IPC_CREAT: Creates a new semaphore if the key does not already exist.

IPC_EXCL: If the key exists, it will cause the function to fail.

Example:-int semid=semget(IPC_PRIVATE,1,IPC_CREAT);

System V semaphores provide a different key, which is identified by IPC_PRIVATE. When this key is used, every time a semget()call is made, it creates a new set of semaphores identified by the semaphore ID.

2.semctl()

Once a semaphore is created, System V semaphores require that those semaphores that were created in a set must be initialized. Creation and Initialization of semaphore is not an atomic operation and initialization

needs to be done separately by the user. The function that does  is

int semctl(int  semid, int semnum, int cmd,union semun
arg);

semid

The semaphore identifier.

semnum

The n’th semaphore in the set identified by semid.

cmd

This defines the type of operation performed on the semaphore. For initialization purposes, the flag used is SETVAL .

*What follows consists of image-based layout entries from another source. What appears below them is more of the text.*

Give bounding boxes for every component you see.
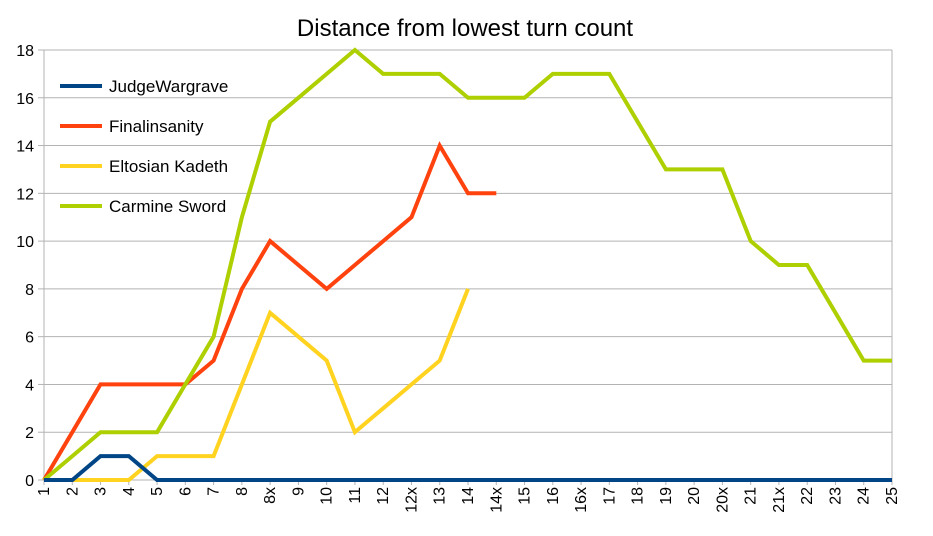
x-tick-label: 16 [545,487,562,505]
x-tick-label: 20 [686,487,703,505]
x-tick-label: 21x [771,487,788,513]
legend-label: Carmine Sword [109,197,226,216]
x-tick-label: 1 [36,487,53,496]
x-tick-label: 18 [630,487,647,505]
y-tick-label: 6 [25,330,34,347]
series-line-carmine-sword [42,47,892,482]
x-tick-label: 12x [403,487,420,513]
x-tick-label: 25 [884,487,901,505]
x-tick-label: 13 [432,487,449,505]
x-tick-label: 6 [177,487,194,496]
series-line-eltosian-kadeth [44,288,470,482]
x-tick-label: 21 [743,487,760,505]
x-tick-label: 19 [658,487,675,505]
y-tick-label: 0 [25,473,34,490]
x-tick-label: 5 [149,487,166,496]
legend-label: Finalinsanity [109,117,204,136]
x-tick-label: 16x [573,487,590,513]
legend: JudgeWargrave Finalinsanity Eltosian Kadet… [60,77,228,216]
x-tick-label: 20x [714,487,731,513]
x-tick-label: 9 [290,487,307,496]
x-tick-label: 8 [234,487,251,496]
y-axis-ticks: 0 2 4 6 8 10 12 14 16 18 [16,43,34,490]
x-tick-label: 3 [93,487,110,496]
y-tick-label: 12 [16,186,34,203]
x-tick-label: 4 [121,487,138,496]
y-tick-label: 4 [25,377,34,394]
y-tick-label: 8 [25,282,34,299]
chart-title: Distance from lowest turn count [297,15,633,42]
y-tick-label: 10 [16,234,34,251]
y-tick-label: 14 [16,139,34,156]
series-line-judgewargrave [44,454,892,482]
x-tick-label: 2 [64,487,81,496]
y-tick-label: 16 [16,91,34,108]
series-line-finalinsanity [42,141,497,482]
x-tick-label: 11 [347,487,364,504]
x-tick-label: 7 [206,487,223,496]
x-tick-label: 24 [856,487,873,505]
x-tick-label: 22 [799,487,816,505]
x-tick-label: 10 [319,487,336,505]
x-tick-label: 14x [488,487,505,513]
x-tick-label: 12 [375,487,392,505]
x-tick-label: 23 [827,487,844,505]
x-tick-label: 15 [517,487,534,505]
y-tick-label: 18 [16,43,34,60]
x-tick-label: 14 [460,487,477,505]
x-axis-ticks: 1 2 3 4 5 6 7 8 8x 9 10 11 12 12x 13 14 14x 15 16 16x 17 18 19… [36,487,901,513]
series-lines [42,47,892,482]
y-tick-label: 2 [25,425,34,442]
legend-label: JudgeWargrave [109,77,228,96]
legend-label: Eltosian Kadeth [109,157,228,176]
x-tick-label: 8x [262,487,279,504]
x-tick-label: 17 [601,487,618,505]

Depending on what the chosen cmd requires, a fourth argument could be also passed–type union semun–but this is an optional argument. To use this structure, the user must explicitly define it as follows:

union semun {
int  val;
struct  semid_ds *buf;
ushort  *array;
} arg;

The following code snippet sets the first semaphore of the set identified by the semaphore semid to value .

semun init;

Example:-init.val = 1;
int i = semctl(semid,1,SETVAL,init);
3.semop()
Once a semaphore is created and initialized, the user
is ready to perform operations on this set of semaphores.
int semop(int  semid, struct sembuf *sops, size_t nsops);

semid

The semaphore identifier.

sops

It is a pointer to a user-defined array of semaphore structure. However, the documentation suggests that this structure shouldn’t be extended. The structure is:

struct  sembuf {
ushort sem_num; /* identifies which semaphore
in the set */
short sem_op;
/* could be positive,negative or zero*/
short sem_flg; /*coud be IPC_NOWAIT ,SEM_UNDO*/
};

nsops

Determines how many sembuf you are passing. The nsops argument is provided in case the operation needs to be performed on bunch of semaphores at one time.